WWE SmackDown Lands Roman Reigns And Cements Itself As The Flagship Show – Forbes


WWE sent Roman Reigns to SmackDown, which is now clearly the company’s top priority.

Credit: WWE.com

WWE promised that Vince McMahon would reveal the biggest talent acquisition in SmackDown history on this week’s episode, and boy, did he deliver.

After the blue brand lost top stars AJ Styles and The Miz, among others, to Monday Night Raw on night one of the Superstar Shakeup, it landed arguably the biggest full-time star in WWE, Roman Reigns, on night two. For the first time since Reigns debuted on the main roster in November 2012, he will officially be a member of SmackDown, and WWE’s decision to move “The Big Dog” from Raw is really telling, not just in regards to how highly WWE views Reigns but about the future of what has always been portrayed as WWE’s No. 2 show.

Yes, SmackDown’s acquisition of Reigns is a surefire that it is no longer the B-brand. Indeed, SmackDown is now the A-show in WWE.

When WWE announced its blockbuster TV deals for Raw and SmackDown last summer, a pair of long-term contracts that will earn WWE at least $2 billion over the course of the next five years, many fans noticed that WWE referred to SmackDown as its “flagship show,” which wasn’t an oversight or a mistake on WWE’s part. For more than 26 years, Raw has been WWE’s No. 1 show, at least in part because fans have been conditioned to know that Mondays are for Raw, that many of the biggest storyline happenings in WWE occur there and that WWE has largely prioritized that show more than SmackDown since the latter was launched in 1999.

At least in terms of the booking of its product, SmackDown has been significantly better than Raw for three-plus years, even though Raw has typically had WWE’s “biggest stars,” depending upon who you ask, of course. Yet, SmackDown has made the most out of its talents in a way that Raw rarely does, and now, the blue brand has the added advantage of having not just Reigns but also Finn Balor and Elias, who join what is already one of the most talented rosters in SmackDown’s storied history.

Over the course of the past year, viewership for both Raw and SmackDown has plummeted by more than 25%, and though the former has been WWE’s top priority for the past two decades, that has changed. As it should. In just six months, SmackDown will make the jump to FOX in what will be a huge move for WWE. As part of a four-day block of sports programming on its new home, SmackDown will, barring a minor miracle, have a significantly bigger audience than Raw from that point forward, which is why WWE had no choice but to send Reigns, Balor and Bayley to a brand that is certainly no longer the forgotten stepchild of WWE.
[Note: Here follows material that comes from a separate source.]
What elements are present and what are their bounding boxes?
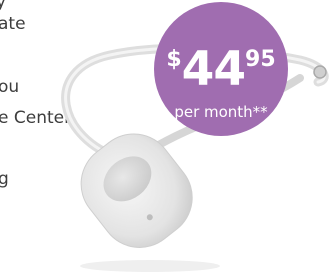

SmackDown already has many of the most popular acts and most talented superstars in WWE, including but not limited to Daniel Bryan, Kofi Kingston and The New Day, Becky Lynch, Charlotte Flair, The Hardy Boyz and Randy Orton. Throw in the acquisition of Reigns, and it’s clear that WWE is laying the foundation for the blue brand to surpass the red brand not just in terms of overall quality (which it’s already done) but in terms of star power and potentially its TV viewership down the road as well.

It’s a necessary move on WWE’s part, too. The USA Network already knows what it has with Raw, which continues to be one of the network’s most consistently reliable programs and one whose audience dwarfs those of the average USA Network show. Even though Raw’s viewership hasn’t been great over the past few years (and especially over the last year or so), Raw offers something unique to USA that it won’t find elsewhere: A live show that airs 52 weeks per year and has a large audience.

Thus, WWE could afford, both literally and figuratively, to make a move that some might consider a risk by moving Reigns, Raw’s biggest star for roughly four years, off the show. In fact, it has to. SmackDown, after all, faces the very real possibility of cancellation if it doesn’t perform well on FOX, which means that WWE has to do everything in its power to ensure that it doesn’t fail there. Ultimately, that will come down to booking a quality product with engaging storylines and compelling stars.

But it starts with the need for star power, which is something that Reigns certainly gives the blue brand. Raw will be just fine with the likes of Seth Rollins and AJ Styles rounding out the top of its card, but the days of the red brand being the clear-cut No. 1 show are coming to an end.

Reigns is a SmackDown star, and The Big Dog’s yard is now the place to be.